WebAssembly capitalizes on work from both those formerly dueling camps, Mozilla's asm.js and Google's Portable Native Client (PNaCl).

Both Mozilla and Google's efforts and their combined WebAssembly represent a break from tradition. If you want to write a program for the Web today, you have to employ a 20-year-old language called JavaScript. It's enabled programmers to move from static documents to dynamic designs like Google Maps that zoom and Facebook timelines that fluidly refresh with new posts. JavaScript programs load with the greatest of ease -- all you have to do is open a Web page. That's a big advantage over jumping through hoops to find, download and install a native software package. JavaScript has been wildly successful.

But JavaScript's sluggishness has held back the Web. That's why Google began its Native Client project and, later, the Portable Native Client variation that better spanned the wide variety of computing devices in use today. PNaCl was geared for the large number of programmers who wrote software with the C and C++ languages, letting them convert games and other software so they'd run in a secure compartment within Chrome.

Mozilla didn't like the idea and responded with asm.js. This approach updates the browser so it can run a low-level subset of JavaScript instructions very fast, and it won support from Microsoft. Asm.js is paired with another Mozilla-launched project called Emscripten that converts C and C++ code into a compatible language.

Mozilla's Emscripten project will let programmers convert software written in C or C++ into WebAssembly software that runs in a browser.
Mozilla's Emscripten project will let programmers convert software written in C or C++ into WebAssembly software that runs in a browser. Mozilla

Now, after years in which neither project gained universal adoption, members of both teams are starting over together.

"I'm happy to report that we at Mozilla have started working with Chromium, Edge and WebKit engineers on creating a new standard, WebAssembly," said Luke Wagner, one of the project's leaders, in a blog post Wednesday. Chromium is the open-source foundation of Google's Chrome, as WebKit is for Apple's Safari and Edge is Microsoft's new browser that will succeed Internet Explorer starting with Windows 10.

At its most basic level, WebAssembly provides a different way to let browsers run software written in C, C++, or other languages. To run, they must be translated into the ones and zeros of machine code that a computer actually can act on.

On today's Web, the browser's JavaScript translates those instructions into machine code. But with WebAssembly, the programmer does a lot of the work earlier in the process, producing a program that's in between the two states. That frees the browser from a lot of the hard work of creating the machine code, but it also fulfills the promise of the Web -- that software will run on any device with a browser regardless of the underlying hardware details.

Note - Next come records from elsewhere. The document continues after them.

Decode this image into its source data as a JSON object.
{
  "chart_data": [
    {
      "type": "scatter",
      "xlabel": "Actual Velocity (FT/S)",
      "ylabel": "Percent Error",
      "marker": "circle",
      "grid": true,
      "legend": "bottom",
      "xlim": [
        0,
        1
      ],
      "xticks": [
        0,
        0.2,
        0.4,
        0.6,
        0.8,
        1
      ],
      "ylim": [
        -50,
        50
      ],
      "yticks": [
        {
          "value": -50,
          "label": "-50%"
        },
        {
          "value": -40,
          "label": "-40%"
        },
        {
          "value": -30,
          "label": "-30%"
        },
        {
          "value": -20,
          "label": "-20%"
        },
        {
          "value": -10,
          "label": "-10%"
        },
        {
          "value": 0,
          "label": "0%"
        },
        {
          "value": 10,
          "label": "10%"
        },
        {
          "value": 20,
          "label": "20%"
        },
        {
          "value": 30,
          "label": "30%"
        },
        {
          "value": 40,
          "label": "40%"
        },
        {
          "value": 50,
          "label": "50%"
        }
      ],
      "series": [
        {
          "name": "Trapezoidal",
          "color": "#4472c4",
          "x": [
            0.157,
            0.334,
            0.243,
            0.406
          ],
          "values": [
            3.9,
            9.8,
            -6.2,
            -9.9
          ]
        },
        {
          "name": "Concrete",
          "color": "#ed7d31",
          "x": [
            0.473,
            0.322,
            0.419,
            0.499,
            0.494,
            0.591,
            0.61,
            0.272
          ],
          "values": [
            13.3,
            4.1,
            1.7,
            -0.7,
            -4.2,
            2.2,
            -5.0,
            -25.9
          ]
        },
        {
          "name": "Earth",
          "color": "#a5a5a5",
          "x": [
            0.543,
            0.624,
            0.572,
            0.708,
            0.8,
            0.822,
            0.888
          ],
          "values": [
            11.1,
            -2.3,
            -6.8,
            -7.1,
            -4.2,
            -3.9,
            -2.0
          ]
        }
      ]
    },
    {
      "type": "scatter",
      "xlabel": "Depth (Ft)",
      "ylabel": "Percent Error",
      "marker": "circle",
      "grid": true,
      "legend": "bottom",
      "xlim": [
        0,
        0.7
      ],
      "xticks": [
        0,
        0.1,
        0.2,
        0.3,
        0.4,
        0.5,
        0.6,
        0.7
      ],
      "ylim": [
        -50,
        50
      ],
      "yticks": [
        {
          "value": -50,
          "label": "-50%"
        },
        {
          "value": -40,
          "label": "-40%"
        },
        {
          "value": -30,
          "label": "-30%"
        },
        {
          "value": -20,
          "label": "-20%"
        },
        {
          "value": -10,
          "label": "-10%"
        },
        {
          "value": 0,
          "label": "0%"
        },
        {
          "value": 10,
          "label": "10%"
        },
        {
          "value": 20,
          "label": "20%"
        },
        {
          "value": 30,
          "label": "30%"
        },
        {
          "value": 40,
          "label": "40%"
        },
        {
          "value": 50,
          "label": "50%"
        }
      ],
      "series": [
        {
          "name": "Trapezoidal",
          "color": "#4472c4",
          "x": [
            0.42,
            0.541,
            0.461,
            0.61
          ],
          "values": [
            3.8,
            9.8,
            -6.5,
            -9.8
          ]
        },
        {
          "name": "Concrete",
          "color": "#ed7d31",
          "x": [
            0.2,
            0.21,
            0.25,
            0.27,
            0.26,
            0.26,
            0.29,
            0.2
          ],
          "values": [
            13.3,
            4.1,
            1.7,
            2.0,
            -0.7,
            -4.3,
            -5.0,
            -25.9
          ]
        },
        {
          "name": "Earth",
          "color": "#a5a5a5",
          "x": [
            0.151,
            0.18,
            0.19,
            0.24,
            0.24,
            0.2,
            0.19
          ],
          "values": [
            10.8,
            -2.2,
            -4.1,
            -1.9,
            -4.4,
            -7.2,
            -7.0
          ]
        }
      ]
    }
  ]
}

The intermediate state also means that programmers can start with whatever language they want, not just JavaScript.

Broad participation

"We think this is the start of an exciting path for having your non-JavaScript source code run quickly and harmoniously with the rest of the Web," Microsoft's Mike Holman said in a blog post.

Google programmer Ben Titzer is working on a project to let Chrome's V8 JavaScript engine decode WebAssembly instructions, too.

And at Apple, WebKit developer Filip Pizlo filed a request to support WebAssembly in Safari. "This standard has broad support, and we should continue to participate in discussions about how to make it great," Pizlo said.

The father of JavaScript and short-lived Mozilla CEO Brendan Eich might be expected to defend JavaScript against incursions of other languages onto the Web. But he's a fan, too.

"Having both the PNaCl team and the V8 team from Google, along with key people from Microsoft and the asm.js and Emscripten gurus from Mozilla, collaborating closely once everyone saw the light, has been inspiring," Eich said in a rare blog post of his own.